The conversation continued, but on a different tack. And it did not seem long before Pluscarden Abbey came into sight, nestling in its glen, a tree-lined hillside above it.

“That’s the place,” said Bruce. “Right over there. See it?”

Borthy let out a whistle. “Big,” he said. “And you know something about that building, Brucie? You want to know? It looks seriously cold to me. I’m not saying it’s definitely cold – it’s just that’s the way it looks to me. Do these places have any heating at all, do you think? I don’t think they do – because you can’t heat a place like that without a big stash of the readies.
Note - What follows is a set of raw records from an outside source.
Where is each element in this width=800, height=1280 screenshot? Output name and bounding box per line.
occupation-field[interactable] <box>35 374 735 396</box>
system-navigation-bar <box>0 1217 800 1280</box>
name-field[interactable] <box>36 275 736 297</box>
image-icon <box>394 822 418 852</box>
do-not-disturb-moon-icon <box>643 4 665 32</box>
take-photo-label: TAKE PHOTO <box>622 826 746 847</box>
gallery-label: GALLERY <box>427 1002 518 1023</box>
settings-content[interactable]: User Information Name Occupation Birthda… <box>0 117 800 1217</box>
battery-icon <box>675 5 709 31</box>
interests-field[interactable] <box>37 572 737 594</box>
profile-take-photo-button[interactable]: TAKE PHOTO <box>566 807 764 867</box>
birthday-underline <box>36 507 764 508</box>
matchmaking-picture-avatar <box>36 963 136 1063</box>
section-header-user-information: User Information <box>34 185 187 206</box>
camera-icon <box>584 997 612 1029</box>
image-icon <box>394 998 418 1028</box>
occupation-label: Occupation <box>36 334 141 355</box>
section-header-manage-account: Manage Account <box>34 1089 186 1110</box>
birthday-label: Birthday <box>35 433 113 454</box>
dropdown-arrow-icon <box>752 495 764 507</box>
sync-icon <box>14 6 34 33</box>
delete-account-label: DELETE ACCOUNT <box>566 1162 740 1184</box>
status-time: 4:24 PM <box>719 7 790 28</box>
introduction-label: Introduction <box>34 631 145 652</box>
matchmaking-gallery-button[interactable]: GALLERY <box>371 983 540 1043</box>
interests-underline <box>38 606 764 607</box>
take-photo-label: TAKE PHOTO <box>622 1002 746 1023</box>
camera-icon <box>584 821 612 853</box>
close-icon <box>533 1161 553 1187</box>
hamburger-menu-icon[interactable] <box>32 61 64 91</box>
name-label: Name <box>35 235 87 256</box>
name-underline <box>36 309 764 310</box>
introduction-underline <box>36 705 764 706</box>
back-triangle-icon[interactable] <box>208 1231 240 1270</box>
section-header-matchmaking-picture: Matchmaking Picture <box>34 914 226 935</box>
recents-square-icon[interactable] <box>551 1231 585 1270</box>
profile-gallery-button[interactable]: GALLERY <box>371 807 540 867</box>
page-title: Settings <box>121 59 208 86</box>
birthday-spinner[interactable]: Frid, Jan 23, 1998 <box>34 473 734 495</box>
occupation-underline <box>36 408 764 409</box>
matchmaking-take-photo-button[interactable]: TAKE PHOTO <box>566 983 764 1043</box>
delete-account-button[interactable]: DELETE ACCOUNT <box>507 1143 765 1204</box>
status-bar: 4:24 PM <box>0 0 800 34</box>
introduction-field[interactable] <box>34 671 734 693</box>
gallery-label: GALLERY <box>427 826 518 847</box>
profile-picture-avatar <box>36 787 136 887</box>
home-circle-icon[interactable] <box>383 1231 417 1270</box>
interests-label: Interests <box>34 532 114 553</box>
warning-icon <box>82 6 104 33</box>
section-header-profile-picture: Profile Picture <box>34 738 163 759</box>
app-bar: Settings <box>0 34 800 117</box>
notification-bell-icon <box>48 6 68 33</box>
Big time.”

“I have no idea,” said Bruce.

“I knew somebody who bought some electric socks once,” said Borthy. “He was going up to northern Norway for an oil company and he bought these socks that had small batteries. They heated up. He said that he thinks they saved his toes from frostbite.”

“I don’t think it’s that cold here,” said Bruce.

“I hope not,” said Borthy. “You don’t want to lose your toes, Bruce.”

Bruce resisted the temptation to give Borthy a withering look. Really! What a statement of the obvious: you don’t want to lose your toes. Why did people like Borthy think it necessary to make such banal observations?